Green maintains that her technology can be used to identify the origin of apparel, pharmaceuticals, raw materials (such as cotton and minerals) and even food. Of course, Phylagen’s matching tests are only as accurate as their samples. If someone is making winter coats with goose down sourced from multiple farms, Phylagen would need to take samples at each one. For a laptop assembled in Shenzhen, China, the factory where its batteries were made must be tested, too.
“Some customers want more visibility [into] the deepest parts of their supply chain,” Green said.
Food, however, may not be so easy, said Pablo Perversi, chief innovation, sustainability & quality officer at chocolate maker Barry Callebaut. Phylagen’s verification methods would be difficult for his products, since cacao beans—like palm oil and other crops—come from different farms and are mixed together near their point of origin. For specialty brands that rely on specific sourcing, he said, “it would be very difficult to keep one farm’s beans separate from another’s.”
Scientists emphasize that Phylagen would also need to account for how a location’s microbiome changes over time. Phylagen says it collects several samples from a location at different times to account for seasonal variability, and movement of different people and objects into the location.
Phylagen’s services add to existing offerings by companies including SafeTraces, (focusing on food tracking), Provenance (a blockchain solution) and SourceMap (supplier discovery and risk calculation). Green, though declining to reveal the specifics behind her company’s testing methods, said Phylagen can pinpoint specific “factories, farms or warehouses” where products originated.

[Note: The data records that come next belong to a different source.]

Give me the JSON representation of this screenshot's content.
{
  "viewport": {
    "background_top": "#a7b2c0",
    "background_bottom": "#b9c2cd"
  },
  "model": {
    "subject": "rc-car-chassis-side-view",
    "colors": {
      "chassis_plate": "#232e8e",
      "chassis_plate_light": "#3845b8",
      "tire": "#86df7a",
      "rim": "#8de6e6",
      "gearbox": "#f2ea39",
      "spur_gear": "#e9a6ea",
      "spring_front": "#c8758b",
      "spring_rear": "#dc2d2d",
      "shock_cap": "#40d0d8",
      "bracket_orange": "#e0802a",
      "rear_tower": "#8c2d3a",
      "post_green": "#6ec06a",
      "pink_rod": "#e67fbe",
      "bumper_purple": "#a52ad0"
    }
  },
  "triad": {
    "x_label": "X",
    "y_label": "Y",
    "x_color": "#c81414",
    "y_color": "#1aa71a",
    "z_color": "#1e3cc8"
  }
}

Experts in the field say such track-and-trace precision is theoretically possible.
Brandi Cantarel, assistant professor of bioinformatics at University of Texas Southwestern, and Pieter Dorrestein, a professor at the Skaggs School of Pharmacy and Pharmaceutical Sciences at University of California, San Diego, agreed that a comprehensive database of microbiome data might allow for such hyper-transparency.
While there are challenges tied to metagenomic sequencing techniques, Dorrestein said, “you could capture microbes’ slight variations at the genetic level.” Green contends her customers have independently validated Phylagen’s results, though she declined to name them.
“There are multiple reasons why you want to know more about your supply chain than you used to,” said Malcolm Preston, a former head of sustainability for PricewaterhouseCoopers. Chief among them is unauthorized subcontracting, which can be tied to forced labor or damaging environmental practices.
Today, the coronavirus outbreak is bringing new complexity to supply-chain verification. Movement restrictions cover millions of people across the globe. With factories shut down, companies must shift operations and sourcing. New suppliers are under pressure to provide their new customers products on time and at scale.
“It’s under those conditions when suppliers feel the most pressure to outsource,” Green said. She added that Phylagen is looking to incorporate novel coronavirus tracking in its protocols to help “monitor the biome in buildings and public spaces to assure customer and worker safety.” Green said the company is now equipping organizations with a Covid-19 surface test to detect the pathogen’s presence in built environments across the supply chain.